The professor offers a sobering yet hopeful assessment of modern-day America
Professor Robert W. McChesney — along with co-author John Nichols, national affairs correspondent for the Nation — brings an interesting mixture of anger, dread, and optimism to his new book, People Get Ready: The Fight against a Jobless Economy and a Citizenless Democracy.
In the book, and in conversation, McChesney speaks with measured hope about how the media can better serve the public, how populist anger can be channeled in more positive ways than Donald Trump, and why criticizing college students for not knowing who won World War II is missing a much larger point. We spoke last month.
Let’s start with the media in this current election cycle. The far right says the media lets Hillary get away with everything, the far left says Trump is a creature of the media because he’s good ratings. What about the argument that the media must be doing something right if everyone is angry with it?
No, I don’t think that makes a lot of sense. The media’s job isn’t to anger people, it’s to engage people. It should leave people more informed and more likely to participate effectively. I don’t think pissing off a lot of people on the right or left is the goal of media.
And that’s the MO for the talking-head cable news networks.
If you are looking at cable-television news, it’s where the pundits and the chattering classes and the middle class gets its guidance on politics. I would say there that the quality of journalism is dreadful. Especially political journalism, but not exclusively. I think it does a great disservice to American politics. I would agree with that assessment. It’s enough to make people angry, but that anger doesn’t mean the media are doing it right.

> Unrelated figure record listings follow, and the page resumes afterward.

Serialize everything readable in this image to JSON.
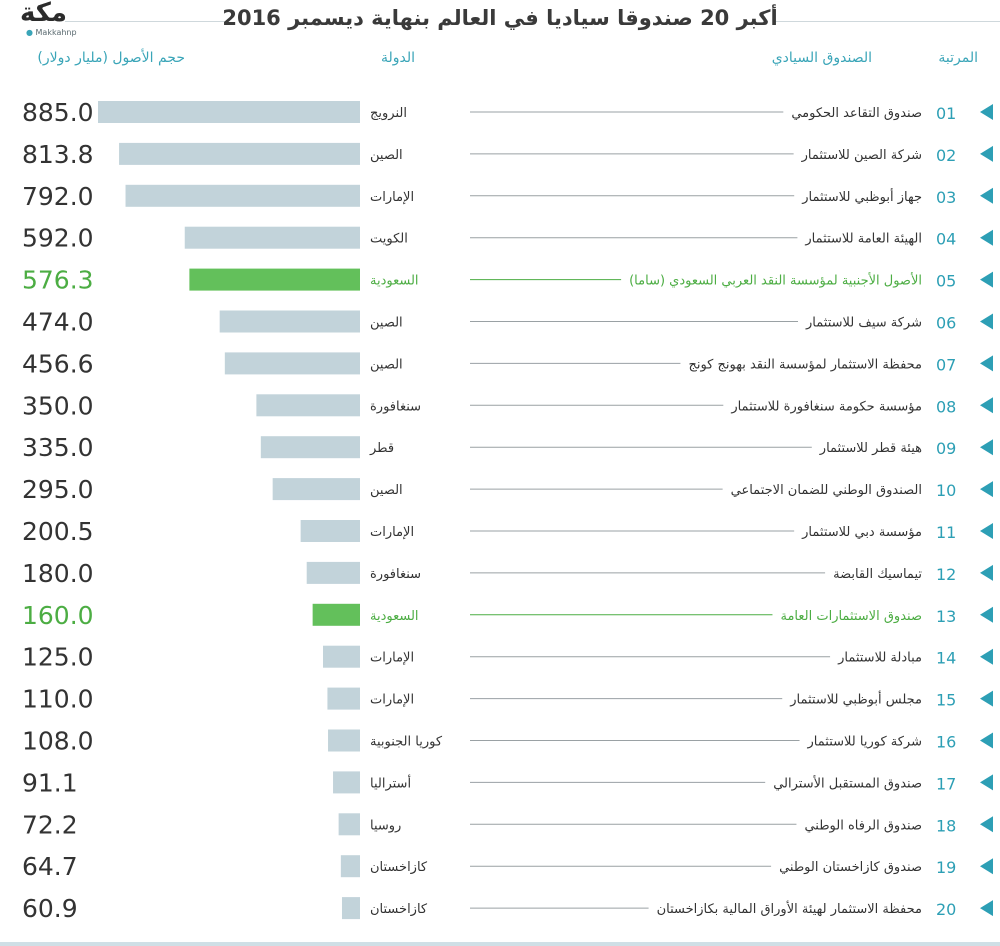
{
  "title": "أكبر 20 صندوقا سياديا في العالم بنهاية ديسمبر 2016",
  "logo": {
    "name": "مكة",
    "sub": "Makkahnp"
  },
  "headers": {
    "rank": "المرتبة",
    "fund": "الصندوق السيادي",
    "country": "الدولة",
    "assets": "حجم الأصول (مليار دولار)"
  },
  "colors": {
    "bar": "#c2d3da",
    "highlight_bar": "#63c05b",
    "highlight_text": "#4cad43",
    "rank_text": "#2d9fb5",
    "value_text": "#333333",
    "leader": "#9aa1a4"
  },
  "chart_data": {
    "type": "bar",
    "title": "أكبر 20 صندوقا سياديا في العالم بنهاية ديسمبر 2016",
    "xlabel": "",
    "ylabel": "حجم الأصول (مليار دولار)",
    "xlim": [
      0,
      885.0
    ],
    "rows": [
      {
        "rank": "01",
        "fund": "صندوق التقاعد الحكومي",
        "country": "النرويج",
        "value": 885.0,
        "value_label": "885.0",
        "highlight": false
      },
      {
        "rank": "02",
        "fund": "شركة الصين للاستثمار",
        "country": "الصين",
        "value": 813.8,
        "value_label": "813.8",
        "highlight": false
      },
      {
        "rank": "03",
        "fund": "جهاز أبوظبي للاستثمار",
        "country": "الإمارات",
        "value": 792.0,
        "value_label": "792.0",
        "highlight": false
      },
      {
        "rank": "04",
        "fund": "الهيئة العامة للاستثمار",
        "country": "الكويت",
        "value": 592.0,
        "value_label": "592.0",
        "highlight": false
      },
      {
        "rank": "05",
        "fund": "الأصول الأجنبية لمؤسسة النقد العربي السعودي (ساما)",
        "country": "السعودية",
        "value": 576.3,
        "value_label": "576.3",
        "highlight": true
      },
      {
        "rank": "06",
        "fund": "شركة سيف للاستثمار",
        "country": "الصين",
        "value": 474.0,
        "value_label": "474.0",
        "highlight": false
      },
      {
        "rank": "07",
        "fund": "محفظة الاستثمار لمؤسسة النقد بهونج كونج",
        "country": "الصين",
        "value": 456.6,
        "value_label": "456.6",
        "highlight": false
      },
      {
        "rank": "08",
        "fund": "مؤسسة حكومة سنغافورة للاستثمار",
        "country": "سنغافورة",
        "value": 350.0,
        "value_label": "350.0",
        "highlight": false
      },
      {
        "rank": "09",
        "fund": "هيئة قطر للاستثمار",
        "country": "قطر",
        "value": 335.0,
        "value_label": "335.0",
        "highlight": false
      },
      {
        "rank": "10",
        "fund": "الصندوق الوطني للضمان الاجتماعي",
        "country": "الصين",
        "value": 295.0,
        "value_label": "295.0",
        "highlight": false
      },
      {
        "rank": "11",
        "fund": "مؤسسة دبي للاستثمار",
        "country": "الإمارات",
        "value": 200.5,
        "value_label": "200.5",
        "highlight": false
      },
      {
        "rank": "12",
        "fund": "تيماسيك القابضة",
        "country": "سنغافورة",
        "value": 180.0,
        "value_label": "180.0",
        "highlight": false
      },
      {
        "rank": "13",
        "fund": "صندوق الاستثمارات العامة",
        "country": "السعودية",
        "value": 160.0,
        "value_label": "160.0",
        "highlight": true
      },
      {
        "rank": "14",
        "fund": "مبادلة للاستثمار",
        "country": "الإمارات",
        "value": 125.0,
        "value_label": "125.0",
        "highlight": false
      },
      {
        "rank": "15",
        "fund": "مجلس أبوظبي للاستثمار",
        "country": "الإمارات",
        "value": 110.0,
        "value_label": "110.0",
        "highlight": false
      },
      {
        "rank": "16",
        "fund": "شركة كوريا للاستثمار",
        "country": "كوريا الجنوبية",
        "value": 108.0,
        "value_label": "108.0",
        "highlight": false
      },
      {
        "rank": "17",
        "fund": "صندوق المستقبل الأسترالي",
        "country": "أستراليا",
        "value": 91.1,
        "value_label": "91.1",
        "highlight": false
      },
      {
        "rank": "18",
        "fund": "صندوق الرفاه الوطني",
        "country": "روسيا",
        "value": 72.2,
        "value_label": "72.2",
        "highlight": false
      },
      {
        "rank": "19",
        "fund": "صندوق كازاخستان الوطني",
        "country": "كازاخستان",
        "value": 64.7,
        "value_label": "64.7",
        "highlight": false
      },
      {
        "rank": "20",
        "fund": "محفظة الاستثمار لهيئة الأوراق المالية بكازاخستان",
        "country": "كازاخستان",
        "value": 60.9,
        "value_label": "60.9",
        "highlight": false
      }
    ]
  }
}
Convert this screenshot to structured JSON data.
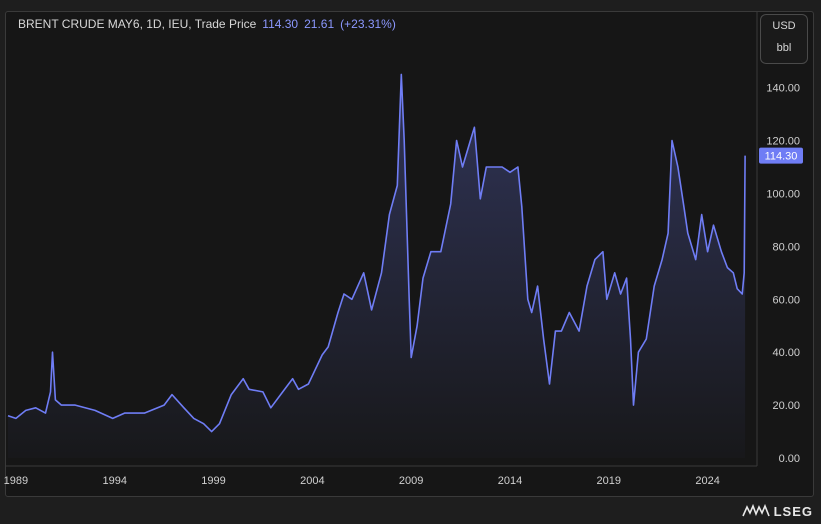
{
  "header": {
    "instrument": "BRENT CRUDE MAY6, 1D, IEU, Trade Price",
    "last_price": "114.30",
    "change": "21.61",
    "change_pct": "(+23.31%)"
  },
  "unit_box": {
    "currency": "USD",
    "unit": "bbl"
  },
  "price_tag": "114.30",
  "logo": "LSEG",
  "colors": {
    "line": "#6f7df5",
    "tag_bg": "#6f7df5",
    "background": "#161616"
  },
  "chart_data": {
    "type": "area",
    "title": "BRENT CRUDE MAY6, 1D, IEU, Trade Price",
    "xlabel": "",
    "ylabel": "",
    "xlim": [
      1988.6,
      2026.5
    ],
    "ylim": [
      -3,
      158
    ],
    "y_ticks": [
      "0.00",
      "20.00",
      "40.00",
      "60.00",
      "80.00",
      "100.00",
      "120.00",
      "140.00"
    ],
    "y_tick_values": [
      0,
      20,
      40,
      60,
      80,
      100,
      120,
      140
    ],
    "x_ticks": [
      "1989",
      "1994",
      "1999",
      "2004",
      "2009",
      "2014",
      "2019",
      "2024"
    ],
    "x_tick_values": [
      1989,
      1994,
      1999,
      2004,
      2009,
      2014,
      2019,
      2024
    ],
    "grid": false,
    "legend": "none",
    "series": [
      {
        "x": [
          1988.6,
          1989.0,
          1989.5,
          1990.0,
          1990.5,
          1990.75,
          1990.85,
          1991.0,
          1991.3,
          1992.0,
          1993.0,
          1993.9,
          1994.5,
          1995.5,
          1996.5,
          1996.9,
          1997.5,
          1998.0,
          1998.5,
          1998.9,
          1999.3,
          1999.9,
          2000.5,
          2000.8,
          2001.5,
          2001.9,
          2002.5,
          2003.0,
          2003.3,
          2003.8,
          2004.5,
          2004.8,
          2005.3,
          2005.6,
          2006.0,
          2006.6,
          2007.0,
          2007.5,
          2007.9,
          2008.3,
          2008.5,
          2008.65,
          2008.9,
          2009.0,
          2009.3,
          2009.6,
          2010.0,
          2010.5,
          2011.0,
          2011.3,
          2011.6,
          2012.0,
          2012.2,
          2012.5,
          2012.8,
          2013.2,
          2013.6,
          2014.0,
          2014.4,
          2014.6,
          2014.9,
          2015.1,
          2015.4,
          2015.7,
          2016.0,
          2016.3,
          2016.6,
          2017.0,
          2017.5,
          2017.9,
          2018.3,
          2018.7,
          2018.9,
          2019.3,
          2019.6,
          2019.9,
          2020.1,
          2020.25,
          2020.5,
          2020.9,
          2021.3,
          2021.7,
          2022.0,
          2022.2,
          2022.5,
          2022.8,
          2023.0,
          2023.4,
          2023.7,
          2024.0,
          2024.3,
          2024.7,
          2025.0,
          2025.3,
          2025.5,
          2025.75,
          2025.85,
          2025.9
        ],
        "y": [
          16,
          15,
          18,
          19,
          17,
          25,
          40,
          22,
          20,
          20,
          18,
          15,
          17,
          17,
          20,
          24,
          19,
          15,
          13,
          10,
          13,
          24,
          30,
          26,
          25,
          19,
          25,
          30,
          26,
          28,
          39,
          42,
          55,
          62,
          60,
          70,
          56,
          70,
          92,
          103,
          145,
          120,
          60,
          38,
          50,
          68,
          78,
          78,
          96,
          120,
          110,
          120,
          125,
          98,
          110,
          110,
          110,
          108,
          110,
          95,
          60,
          55,
          65,
          45,
          28,
          48,
          48,
          55,
          48,
          65,
          75,
          78,
          60,
          70,
          62,
          68,
          45,
          20,
          40,
          45,
          65,
          75,
          85,
          120,
          110,
          95,
          85,
          75,
          92,
          78,
          88,
          78,
          72,
          70,
          64,
          62,
          70,
          114.3
        ]
      }
    ]
  }
}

I saw a video the other day of a college student walking around campus and asking fellow students questions like, “Who won World War II?” and “When was the Civil War? Who won?” I don’t think a single person got either right. But most of the same people knew immediately who Snooki was. I was discouraged, but in the book, you look at that type of ignorance in a different way.
Necessity is the mother of invention, and if people feel like they can be active participants in society politically, they will get the information they need to be active participants. They will be able to answer fairly routine questions. In American society, particularly in the past 40 or 50 years, it’s pretty clear to most people that they have no power…whoever you vote for. The power is actually small compared to the stakes attributed to the office. The dominant commercial interests rule the day.
This is not a controversial statement among political scientists. You’ll see in the book [that we look at] several major studies of who influences the decisions of the United States government at the state and local level. They are overwhelmingly made by wealthy interests in their own interest. The great majority of people have no influence whatsoever. So if you are a regular person, someone who doesn’t have influence on politics, it makes perfect sense to tune that out.
I mean, why torture yourself with a reminder of how powerless you are? Knowing about the New England Patriots’ line-backing corps and what they’re going to do on third and long, that’s a much more satisfactory use of your power. Whether Snooki had a butt lift or not, that’s a more interesting issue than learning about international trade policies because you can’t do anything about it.
Did the average citizen in the 1960s and 70s have more influence than we have today?
Yes. In the book, we talk at length about what was going on in the late 1960s and early 70s and what a crisis it produced in the United States because we were becoming a far more democratic society, turning the U.S. into what we call a “social democracy.” In the late 70s, you saw a counterrevolution by the corporate business community to basically take over the government and make sure it didn’t get out of hand, and part of the strategy was to get people depoliticized, to prevent women, people of color, environmentalists, and other from interfering with them. They were very successful. They had a three- or four-decade run. But as we talk about in the book, I think that run is over. I think the days of shop till you drop, take care of number one, let the rich people run the country and hope you get lucky, I think that’s all run into a ditch.
The second anyone questions capitalism in this country, they are immediately labeled a communist. How realistic is it, as you advocate in the book, for Americans to take a cold, hard look at that system?
Oh, I think it’s very realistic. I think this country is ready for that cold, hard look. Even Republicans are ready for that cold, hard look. There is the fairytale capitalism of Paul Ryan and Milton Friedman, acolytes and politicians in both parties about small business competing and creating jobs, and the big, bad government interfering with them. That’s a nice fairytale, but it has nothing to do with America today. That’s the problem.
America today is capitalism dominated by very large monopolistic firms, fat cats that face very little competition. They own the politicians, they set the rules. This isn’t a radical idea. The Economist magazine’s recent cover story says there is way too much monopoly domination in the U.S. economy. It’s killing capitalism, their sort of capitalism. It’s causing inequality, corruption, and it’s an absolutely first-order crisis.
Michael Causey is the former president of Washington Independent Writers.